How scary is that, Ron?
La palme de cette littérature « excentrique » revient aux Anglo-saxons, Poe en tête. Son corbeau a inspiré Gustave Doré bien après qu’il a dessiné la couverture du recueil de nouvelles ; on en retrouve la silhouette dans un ange noir. Petite pensée pour From the Bridge en découvrant une référence à Paradise Lost et surprise devant une vue des docks dickensiens : mais c’est Canary Wharf ! (Même si, d’après le GPS palpatinien, il s’agirait plutôt de Canada waters.)
Dickens, es-tu là ?
Le Londres d’Oliver Twist n’est pas le seul endroit de l’œuvre de Gustave Doré où règne l’esprit de Dickens : une semblable verve satirique anime des caricatures très piquantes sur le communisme, les codes estudiantins ou encore l’histoire de la Russie (la réédition risque elle aussi de se retrouver sur ma PAL) et la peinture sociale transfère un peu de la misère des faubourgs londoniens à Paris, à l’époque de la Commune.
Suite du règne d’Ivan-le-Terrible.
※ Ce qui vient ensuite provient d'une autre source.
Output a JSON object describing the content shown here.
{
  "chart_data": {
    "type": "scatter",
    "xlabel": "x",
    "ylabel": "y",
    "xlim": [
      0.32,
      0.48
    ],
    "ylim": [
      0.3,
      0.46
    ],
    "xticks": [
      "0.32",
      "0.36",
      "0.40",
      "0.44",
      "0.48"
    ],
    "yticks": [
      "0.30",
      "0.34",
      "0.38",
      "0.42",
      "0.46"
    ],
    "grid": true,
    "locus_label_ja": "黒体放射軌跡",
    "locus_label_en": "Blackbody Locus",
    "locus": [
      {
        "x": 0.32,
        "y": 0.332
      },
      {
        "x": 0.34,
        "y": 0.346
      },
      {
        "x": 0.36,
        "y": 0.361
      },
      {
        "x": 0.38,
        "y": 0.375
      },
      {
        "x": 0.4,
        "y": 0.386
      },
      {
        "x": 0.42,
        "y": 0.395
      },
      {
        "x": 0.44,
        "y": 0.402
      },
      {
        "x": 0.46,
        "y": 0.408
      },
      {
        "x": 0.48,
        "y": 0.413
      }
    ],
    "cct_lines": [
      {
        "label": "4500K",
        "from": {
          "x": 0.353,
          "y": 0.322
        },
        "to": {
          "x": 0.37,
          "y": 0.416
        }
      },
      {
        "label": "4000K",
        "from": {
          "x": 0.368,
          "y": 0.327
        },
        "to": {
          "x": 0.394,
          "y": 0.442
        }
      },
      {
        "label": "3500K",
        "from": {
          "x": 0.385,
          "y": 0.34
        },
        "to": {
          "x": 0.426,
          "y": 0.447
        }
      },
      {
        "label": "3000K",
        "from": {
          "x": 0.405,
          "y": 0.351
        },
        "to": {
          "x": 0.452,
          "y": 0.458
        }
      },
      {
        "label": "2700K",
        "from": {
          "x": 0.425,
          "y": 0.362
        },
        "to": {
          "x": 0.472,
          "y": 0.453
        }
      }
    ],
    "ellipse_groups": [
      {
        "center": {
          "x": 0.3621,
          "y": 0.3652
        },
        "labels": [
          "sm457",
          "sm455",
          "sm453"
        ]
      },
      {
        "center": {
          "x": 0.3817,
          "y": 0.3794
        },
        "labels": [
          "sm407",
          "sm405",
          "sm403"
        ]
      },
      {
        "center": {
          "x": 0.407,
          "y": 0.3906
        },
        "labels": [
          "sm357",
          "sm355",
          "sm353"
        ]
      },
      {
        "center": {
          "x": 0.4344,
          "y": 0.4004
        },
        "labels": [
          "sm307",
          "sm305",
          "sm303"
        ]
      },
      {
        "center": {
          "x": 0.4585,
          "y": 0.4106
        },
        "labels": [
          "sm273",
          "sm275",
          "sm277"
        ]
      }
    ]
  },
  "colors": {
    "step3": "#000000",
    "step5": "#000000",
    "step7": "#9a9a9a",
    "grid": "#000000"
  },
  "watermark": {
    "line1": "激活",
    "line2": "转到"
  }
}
Devant tant de crimes, clignons de l’œil pour n’en voir que l’aspect général. L’humour à la Tristam Shandy.
Les embrasements de la Commune, au fond, et devant, cette silhouette qui fait ressortir toute la froideur…
L’Enigme ou la Commune façon Khnopff. Oui, mon ange, la mort (de l’idéal) fait partie du mystère de la vie.
Au final, l’exposition est pleine de surprises et de déjà-vu : l’œuvre de Gustave Doré fait si bien partie de l’imaginaire commun qu’on méconnaît son influence originale – le paradoxe de l’illustrateur.
N’auriez-vous pas dit vous aussi que La Ronde des prisonniers était un tableau de Van Gogh ?
Bonus hors-sujet : un tableau dont le commissaire d’exposition ne savait visiblement que faire, accroché au début de l’exposition comme amuse-bouche. Il me fait penser à ce conte où deux oiseaux font voyager une grenouille en portant dans leur bec la branche qu’elle a mise dans sa gueule – et que, bien sûr, elle ne peut s’empêcher d’ouvrir.